Another big concern I had is that this movie would be over-stuffed. The trailers showcased three separate villains, those being The Riddler (Paul Dano), The Penguin (Colin Farrell), and Catwoman (Zoe Kravitz), rather than the one or two that are usual for superhero films. However, I think the characters and plot points were evenly balanced.

Paul Dano as the Riddler

Many of these characters are somewhat changed from their original comic book versions, but I find that these changes work. The most notable difference is the appearance of The Riddler, trading in his neon green spandex for a more tactical outfit. He’s also much more brutal than his comics counterpart, being heavily inspired by the Zodiac Killer. I wasn’t sure how to feel about this change going into the movie, but it ended up growing on me. It can be hard to keep a character true to the original while also modernizing them and making them somewhat more realistic, but I think this was overall a good change. This is definitely enhanced by Paul Dano’s performance, giving the Riddler a menacing air that is necessary to make the character work. I have to say that this is one of my favorite portrayals of the character.

The best thing about this movie is that it is fundamentally a detective story. You could take away all the references to Batman and change all the characters, and it would still be a solid mystery. The movie also goes out of its way to show us how good of a detective Batman is, something that many previous films have forgotten. Past films have had too many gadgets and too much action, removing one of the main things that makes the character unique. Batman’s talent as a detective is the true power of the character, and makes him more grounded and human than other characters.

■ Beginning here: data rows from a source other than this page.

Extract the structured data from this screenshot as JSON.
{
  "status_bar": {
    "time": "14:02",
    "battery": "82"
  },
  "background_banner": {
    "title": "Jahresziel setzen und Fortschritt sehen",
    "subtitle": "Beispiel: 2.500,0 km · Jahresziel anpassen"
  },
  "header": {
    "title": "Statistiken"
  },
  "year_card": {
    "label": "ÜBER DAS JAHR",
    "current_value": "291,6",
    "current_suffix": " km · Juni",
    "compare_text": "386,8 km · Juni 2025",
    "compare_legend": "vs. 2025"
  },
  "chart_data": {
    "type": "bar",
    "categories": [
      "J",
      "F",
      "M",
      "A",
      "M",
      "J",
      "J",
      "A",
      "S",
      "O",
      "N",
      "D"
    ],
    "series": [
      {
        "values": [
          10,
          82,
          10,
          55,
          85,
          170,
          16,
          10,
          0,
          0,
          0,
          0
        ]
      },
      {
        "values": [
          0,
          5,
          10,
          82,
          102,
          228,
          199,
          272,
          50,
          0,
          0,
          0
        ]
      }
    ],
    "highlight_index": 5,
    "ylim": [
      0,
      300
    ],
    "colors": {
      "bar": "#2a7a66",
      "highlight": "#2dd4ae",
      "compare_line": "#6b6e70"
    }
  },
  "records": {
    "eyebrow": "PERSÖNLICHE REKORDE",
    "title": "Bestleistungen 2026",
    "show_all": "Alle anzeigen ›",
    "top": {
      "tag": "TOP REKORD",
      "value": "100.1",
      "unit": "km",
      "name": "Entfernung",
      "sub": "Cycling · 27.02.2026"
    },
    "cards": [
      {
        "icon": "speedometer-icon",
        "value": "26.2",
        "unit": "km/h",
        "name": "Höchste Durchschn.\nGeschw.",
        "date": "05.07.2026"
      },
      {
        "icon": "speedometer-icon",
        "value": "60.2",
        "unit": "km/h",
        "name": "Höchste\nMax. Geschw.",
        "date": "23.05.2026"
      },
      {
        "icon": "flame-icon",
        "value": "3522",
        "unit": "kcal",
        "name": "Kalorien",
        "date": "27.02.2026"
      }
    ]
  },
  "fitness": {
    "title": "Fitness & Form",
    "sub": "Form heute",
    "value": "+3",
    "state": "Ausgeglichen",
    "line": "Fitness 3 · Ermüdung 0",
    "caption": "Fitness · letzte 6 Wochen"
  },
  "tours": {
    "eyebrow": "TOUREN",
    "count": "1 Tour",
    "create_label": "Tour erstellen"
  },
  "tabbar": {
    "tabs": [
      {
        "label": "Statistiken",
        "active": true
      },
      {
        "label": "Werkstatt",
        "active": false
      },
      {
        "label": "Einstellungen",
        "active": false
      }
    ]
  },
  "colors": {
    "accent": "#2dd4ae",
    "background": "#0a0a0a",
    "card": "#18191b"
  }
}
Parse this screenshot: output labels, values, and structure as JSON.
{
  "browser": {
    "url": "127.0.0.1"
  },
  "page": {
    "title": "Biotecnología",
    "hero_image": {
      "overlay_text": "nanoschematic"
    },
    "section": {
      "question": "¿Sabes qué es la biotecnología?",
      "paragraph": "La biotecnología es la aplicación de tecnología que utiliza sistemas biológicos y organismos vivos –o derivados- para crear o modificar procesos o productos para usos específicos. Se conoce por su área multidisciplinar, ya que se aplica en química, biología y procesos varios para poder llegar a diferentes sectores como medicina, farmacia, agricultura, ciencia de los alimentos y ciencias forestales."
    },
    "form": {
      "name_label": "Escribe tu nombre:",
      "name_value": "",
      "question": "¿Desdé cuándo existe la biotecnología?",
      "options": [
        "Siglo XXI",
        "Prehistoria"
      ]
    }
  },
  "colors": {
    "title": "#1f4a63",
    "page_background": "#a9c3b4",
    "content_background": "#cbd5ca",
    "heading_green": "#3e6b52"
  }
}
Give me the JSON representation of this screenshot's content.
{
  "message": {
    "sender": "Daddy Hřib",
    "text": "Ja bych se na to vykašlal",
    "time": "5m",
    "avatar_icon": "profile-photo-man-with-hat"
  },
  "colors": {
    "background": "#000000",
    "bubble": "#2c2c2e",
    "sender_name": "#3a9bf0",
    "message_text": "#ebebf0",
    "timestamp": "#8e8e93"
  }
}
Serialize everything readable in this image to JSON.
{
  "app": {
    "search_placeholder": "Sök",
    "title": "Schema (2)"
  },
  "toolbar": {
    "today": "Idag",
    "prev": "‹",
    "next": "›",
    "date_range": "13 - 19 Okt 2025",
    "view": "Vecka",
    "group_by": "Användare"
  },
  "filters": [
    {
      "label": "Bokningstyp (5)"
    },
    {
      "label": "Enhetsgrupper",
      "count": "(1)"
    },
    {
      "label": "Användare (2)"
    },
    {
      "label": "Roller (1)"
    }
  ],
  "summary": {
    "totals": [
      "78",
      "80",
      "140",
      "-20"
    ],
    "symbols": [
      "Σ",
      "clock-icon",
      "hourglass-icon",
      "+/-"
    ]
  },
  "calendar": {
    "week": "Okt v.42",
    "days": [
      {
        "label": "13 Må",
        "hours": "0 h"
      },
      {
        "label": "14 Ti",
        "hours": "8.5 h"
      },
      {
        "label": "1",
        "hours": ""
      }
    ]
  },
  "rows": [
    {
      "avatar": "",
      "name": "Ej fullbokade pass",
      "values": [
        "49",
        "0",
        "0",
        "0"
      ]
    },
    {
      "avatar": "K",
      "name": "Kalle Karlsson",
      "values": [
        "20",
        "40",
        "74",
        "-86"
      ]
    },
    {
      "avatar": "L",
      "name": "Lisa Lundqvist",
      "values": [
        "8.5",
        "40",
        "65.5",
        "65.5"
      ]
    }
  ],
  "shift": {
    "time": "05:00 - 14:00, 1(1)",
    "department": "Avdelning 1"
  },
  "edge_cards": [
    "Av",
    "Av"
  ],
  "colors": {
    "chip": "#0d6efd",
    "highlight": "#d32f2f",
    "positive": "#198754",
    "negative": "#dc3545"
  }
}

That human element is one of the best parts of this story. We are reminded time and time again that Batman isn’t a superpowered alien or a god, he’s just a human like the rest of us. He makes mistakes, he gets beat up, and he’s a flawed person. And those aspects make him such an interesting character, as well as making the conclusion of the film so impactful.

My biggest complaint is that while Robert Pattinson is a great Batman, he isn’t the best Bruce Wayne. This version of Wayne is more of a recluse, rather than the socialite he is in the comics. I feel like this fact kind of undermines the idea that Bruce Wayne is the mask and fake persona rather than Batman. The two blur together too much for my liking. However, I could see this be expanded upon or changed in a sequel.

All in all, I loved this movie and would highly recommend it, even if you aren’t very familiar with Batman as a character. This feels like a turning point for the DC cinematic universe as a whole, and I’m very excited to see where the story goes from here.